Follow-up recommendations for NPTs are exactly the same as those proposed with regard to polypoid lesions[86-89].

After piecemeal EMR, follow-up colonoscopy should be performed at 3 mo to assess resection completeness and remove any residual or recurrent lesion[89]. If a residual or recurrent lesion is recognized, it should be treated accordingly. Once complete removal has been established, subsequent surveillance needs to be individualized based on the endoscopist’s judgment[89,90].

In case of en bloc resection, surveillance colonoscopy should be scheduled at 3 years for adenomatous lesions ≥ 1 cm, or in presence of villous features or high-grade dysplasia patients (regardless of the size)[90].

Usually, less intensive surveillance (colonoscopy at 5-10 years) is needed in case of single (or two) NPT < 1 cm presenting tubular features or low-grade dysplasia at histology[90].
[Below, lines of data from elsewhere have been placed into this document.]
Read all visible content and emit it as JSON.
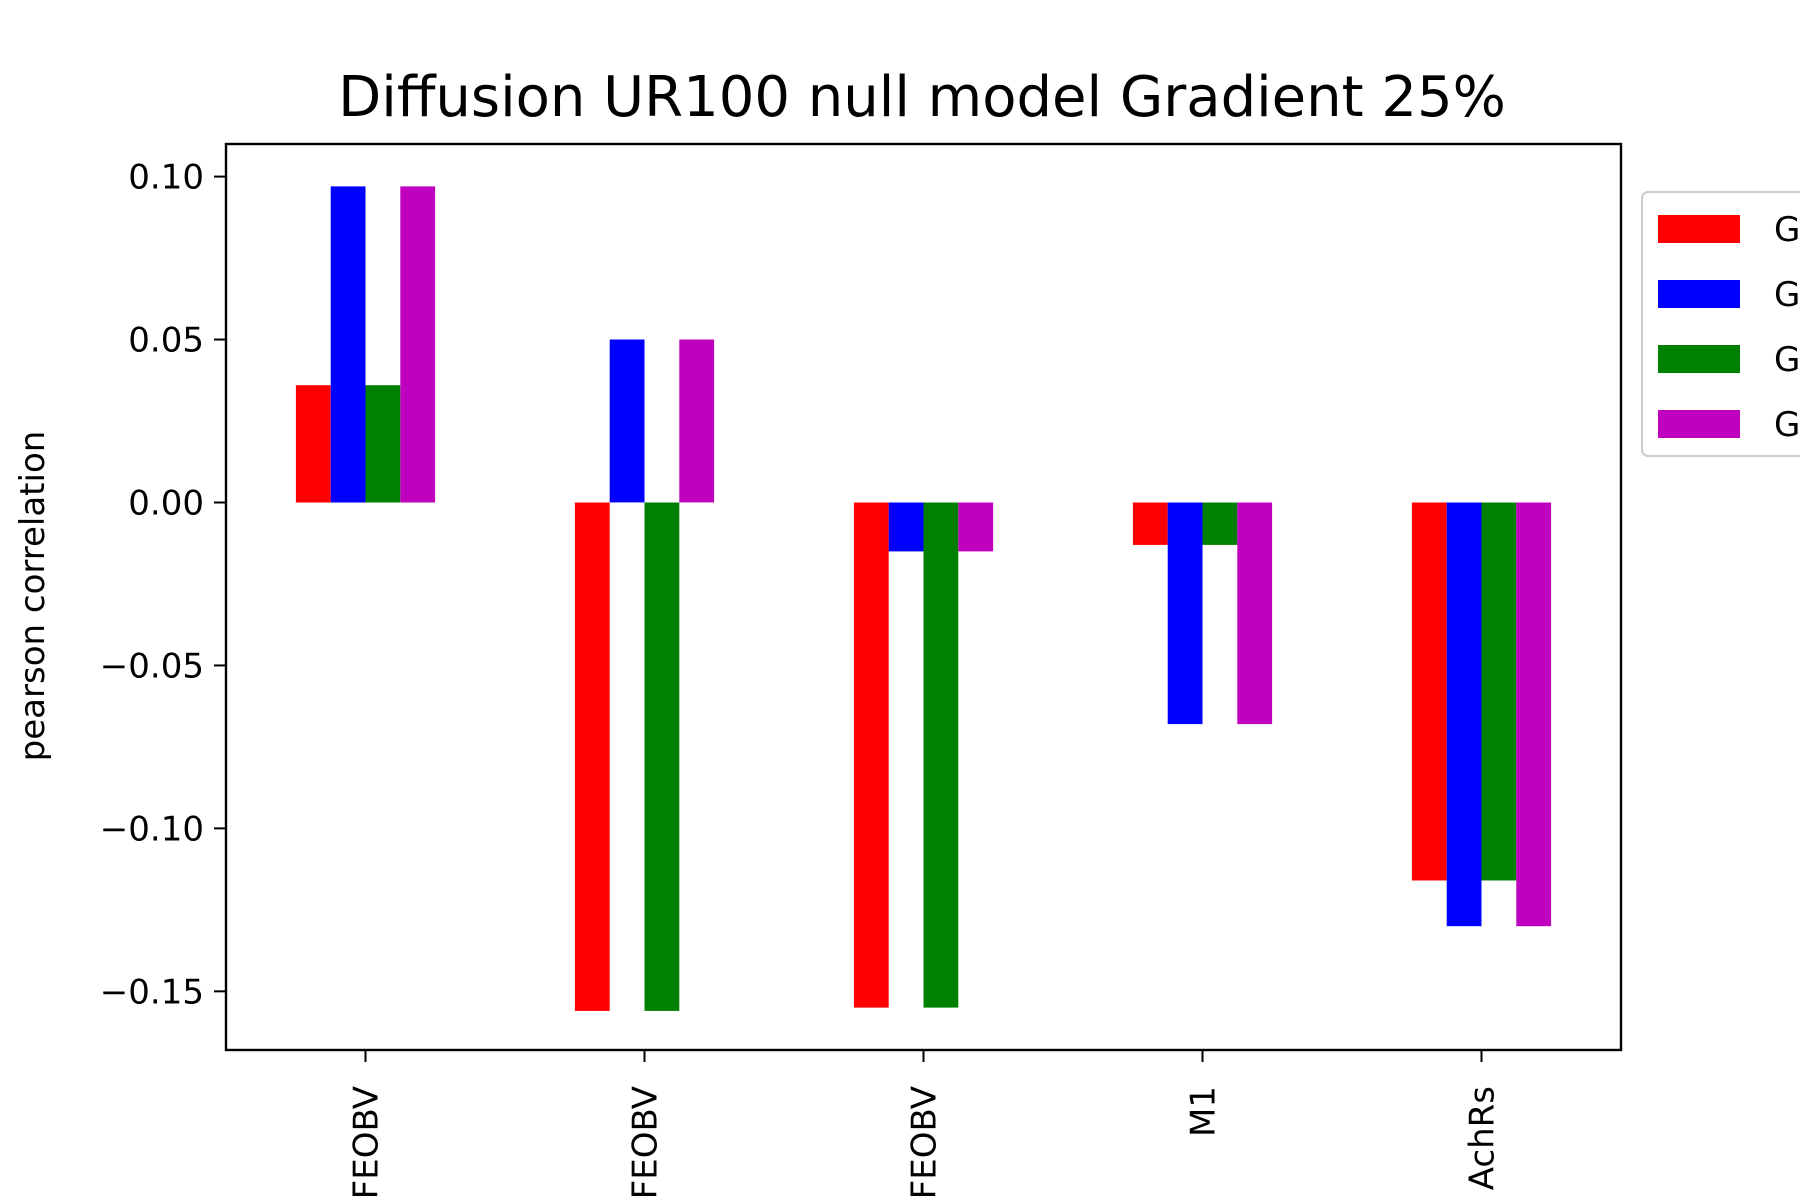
{
  "chart_data": {
    "type": "bar",
    "title": "Diffusion UR100 null model Gradient 25%",
    "xlabel": "",
    "ylabel": "pearson correlation",
    "categories": [
      "FEOBV",
      "FEOBV",
      "FEOBV",
      "M1",
      "AchRs"
    ],
    "series": [
      {
        "name": "G",
        "color": "#ff0000",
        "values": [
          0.036,
          -0.156,
          -0.155,
          -0.013,
          -0.116
        ]
      },
      {
        "name": "G",
        "color": "#0000ff",
        "values": [
          0.097,
          0.05,
          -0.015,
          -0.068,
          -0.13
        ]
      },
      {
        "name": "G",
        "color": "#008000",
        "values": [
          0.036,
          -0.156,
          -0.155,
          -0.013,
          -0.116
        ]
      },
      {
        "name": "G",
        "color": "#bf00bf",
        "values": [
          0.097,
          0.05,
          -0.015,
          -0.068,
          -0.13
        ]
      }
    ],
    "ylim": [
      -0.168,
      0.11
    ],
    "yticks": [
      "0.10",
      "0.05",
      "0.00",
      "−0.05",
      "−0.10",
      "−0.15"
    ],
    "ytick_values": [
      0.1,
      0.05,
      0.0,
      -0.05,
      -0.1,
      -0.15
    ],
    "grid": false,
    "legend_position": "right-outside"
  }
}
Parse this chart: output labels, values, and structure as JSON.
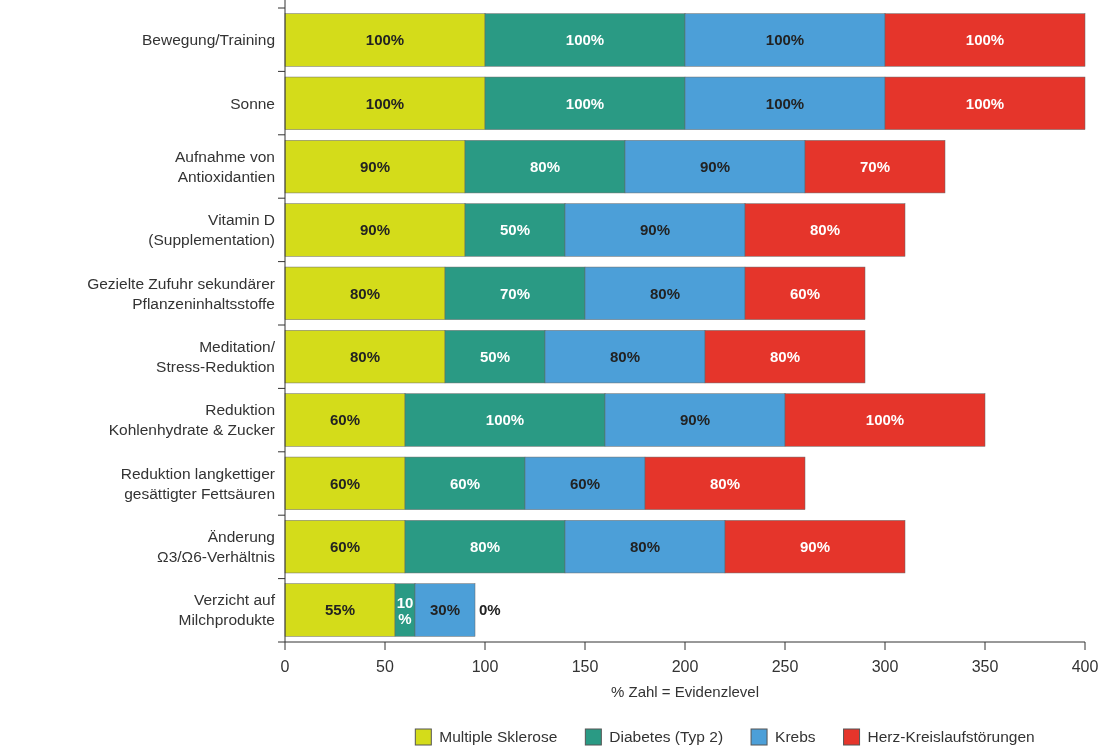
{
  "chart_data": {
    "type": "bar",
    "orientation": "horizontal",
    "stacked": true,
    "categories": [
      "Bewegung/Training",
      "Sonne",
      "Aufnahme von\nAntioxidantien",
      "Vitamin D\n(Supplementation)",
      "Gezielte Zufuhr sekundärer\nPflanzeninhaltsstoffe",
      "Meditation/\nStress-Reduktion",
      "Reduktion\nKohlenhydrate & Zucker",
      "Reduktion langkettiger\ngesättigter Fettsäuren",
      "Änderung\nΩ3/Ω6-Verhältnis",
      "Verzicht auf\nMilchprodukte"
    ],
    "series": [
      {
        "name": "Multiple Sklerose",
        "color": "#d4dc1a",
        "values": [
          100,
          100,
          90,
          90,
          80,
          80,
          60,
          60,
          60,
          55
        ],
        "value_labels": [
          "100%",
          "100%",
          "90%",
          "90%",
          "80%",
          "80%",
          "60%",
          "60%",
          "60%",
          "55%"
        ]
      },
      {
        "name": "Diabetes (Typ 2)",
        "color": "#2a9a84",
        "values": [
          100,
          100,
          80,
          50,
          70,
          50,
          100,
          60,
          80,
          10
        ],
        "value_labels": [
          "100%",
          "100%",
          "80%",
          "50%",
          "70%",
          "50%",
          "100%",
          "60%",
          "80%",
          "10%"
        ]
      },
      {
        "name": "Krebs",
        "color": "#4c9fd8",
        "values": [
          100,
          100,
          90,
          90,
          80,
          80,
          90,
          60,
          80,
          30
        ],
        "value_labels": [
          "100%",
          "100%",
          "90%",
          "90%",
          "80%",
          "80%",
          "90%",
          "60%",
          "80%",
          "30%"
        ]
      },
      {
        "name": "Herz-Kreislaufstörungen",
        "color": "#e5352b",
        "values": [
          100,
          100,
          70,
          80,
          60,
          80,
          100,
          80,
          90,
          0
        ],
        "value_labels": [
          "100%",
          "100%",
          "70%",
          "80%",
          "60%",
          "80%",
          "100%",
          "80%",
          "90%",
          "0%"
        ]
      }
    ],
    "xlim": [
      0,
      400
    ],
    "xticks": [
      0,
      50,
      100,
      150,
      200,
      250,
      300,
      350,
      400
    ],
    "xlabel": "% Zahl = Evidenzlevel",
    "legend": "bottom",
    "grid": false
  }
}
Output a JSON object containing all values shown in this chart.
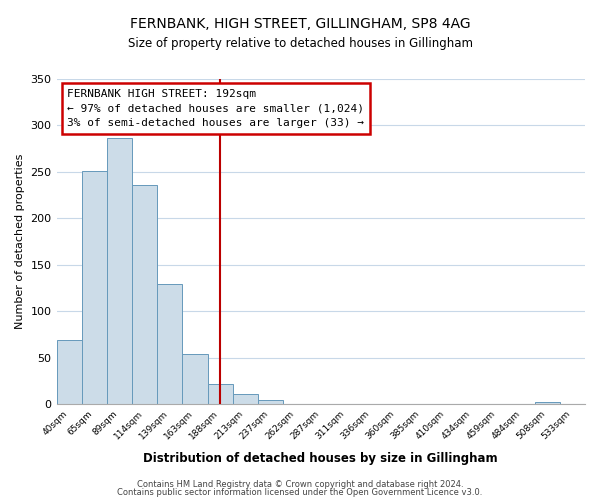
{
  "title": "FERNBANK, HIGH STREET, GILLINGHAM, SP8 4AG",
  "subtitle": "Size of property relative to detached houses in Gillingham",
  "xlabel": "Distribution of detached houses by size in Gillingham",
  "ylabel": "Number of detached properties",
  "bin_labels": [
    "40sqm",
    "65sqm",
    "89sqm",
    "114sqm",
    "139sqm",
    "163sqm",
    "188sqm",
    "213sqm",
    "237sqm",
    "262sqm",
    "287sqm",
    "311sqm",
    "336sqm",
    "360sqm",
    "385sqm",
    "410sqm",
    "434sqm",
    "459sqm",
    "484sqm",
    "508sqm",
    "533sqm"
  ],
  "bar_heights": [
    69,
    251,
    286,
    236,
    129,
    54,
    22,
    11,
    4,
    0,
    0,
    0,
    0,
    0,
    0,
    0,
    0,
    0,
    0,
    2,
    0
  ],
  "bar_color": "#ccdce8",
  "bar_edge_color": "#6699bb",
  "vline_color": "#bb0000",
  "annotation_title": "FERNBANK HIGH STREET: 192sqm",
  "annotation_line1": "← 97% of detached houses are smaller (1,024)",
  "annotation_line2": "3% of semi-detached houses are larger (33) →",
  "annotation_box_color": "#ffffff",
  "annotation_box_edge": "#cc0000",
  "ylim": [
    0,
    350
  ],
  "yticks": [
    0,
    50,
    100,
    150,
    200,
    250,
    300,
    350
  ],
  "footer1": "Contains HM Land Registry data © Crown copyright and database right 2024.",
  "footer2": "Contains public sector information licensed under the Open Government Licence v3.0.",
  "background_color": "#ffffff",
  "grid_color": "#c8d8e8"
}
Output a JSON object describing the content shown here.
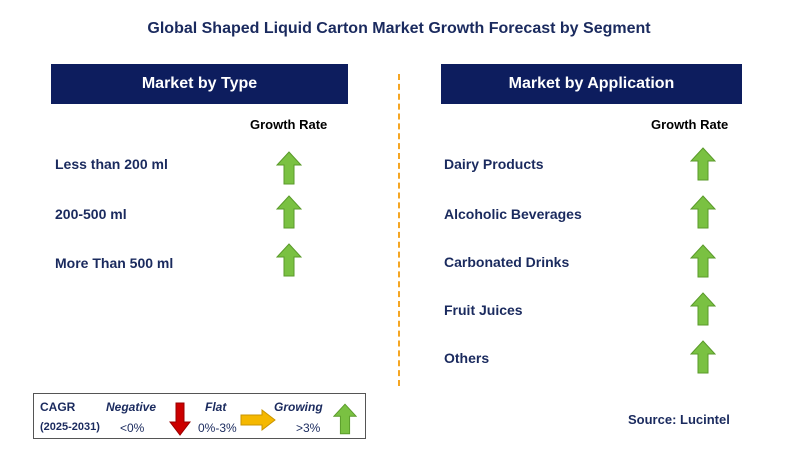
{
  "title": "Global Shaped Liquid Carton Market Growth Forecast by Segment",
  "left_panel": {
    "header": "Market by Type",
    "growth_label": "Growth Rate",
    "rows": [
      {
        "label": "Less than 200 ml",
        "trend": "growing"
      },
      {
        "label": "200-500 ml",
        "trend": "growing"
      },
      {
        "label": "More Than 500 ml",
        "trend": "growing"
      }
    ]
  },
  "right_panel": {
    "header": "Market by Application",
    "growth_label": "Growth Rate",
    "rows": [
      {
        "label": "Dairy Products",
        "trend": "growing"
      },
      {
        "label": "Alcoholic Beverages",
        "trend": "growing"
      },
      {
        "label": "Carbonated Drinks",
        "trend": "growing"
      },
      {
        "label": "Fruit Juices",
        "trend": "growing"
      },
      {
        "label": "Others",
        "trend": "growing"
      }
    ]
  },
  "legend": {
    "cagr": "CAGR",
    "period": "(2025-2031)",
    "negative": {
      "label": "Negative",
      "value": "<0%",
      "icon": "down-arrow-icon",
      "color": "#cc0000"
    },
    "flat": {
      "label": "Flat",
      "value": "0%-3%",
      "icon": "right-arrow-icon",
      "color": "#f5b800"
    },
    "growing": {
      "label": "Growing",
      "value": ">3%",
      "icon": "up-arrow-icon",
      "color": "#7ac142"
    }
  },
  "source": "Source: Lucintel",
  "colors": {
    "header_bg": "#0d1d5e",
    "text": "#1a2a5e",
    "divider": "#f5a623",
    "up_arrow": "#7ac142"
  }
}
However, in the real life, under certain circumstances (such as dubious radicality, need to treat margins with argon after resection, excised margin defined as not assessable by the pathologist), follow-up may be even stricter[90].

NPTs are commonly found during screening colonoscopy and usually represent a diagnostic and therapeutic challenge for the endoscopist, which should provide a careful characterization and classification of all diagnosed NPTs[50,91-94]. Chromoendoscopy and NBI are useful tools for the detection of non-polypoid lesions and should be routinely applied in the clinical practice. Pit pattern and vascular pattern features may accurately predict and assess the risk of SMI[95-99]. EMR represents the first line therapy in case of lesions confined into the mucosa, whereas patients with superficial SMI should be offered ESD (in highly-experienced Centers) or surgery.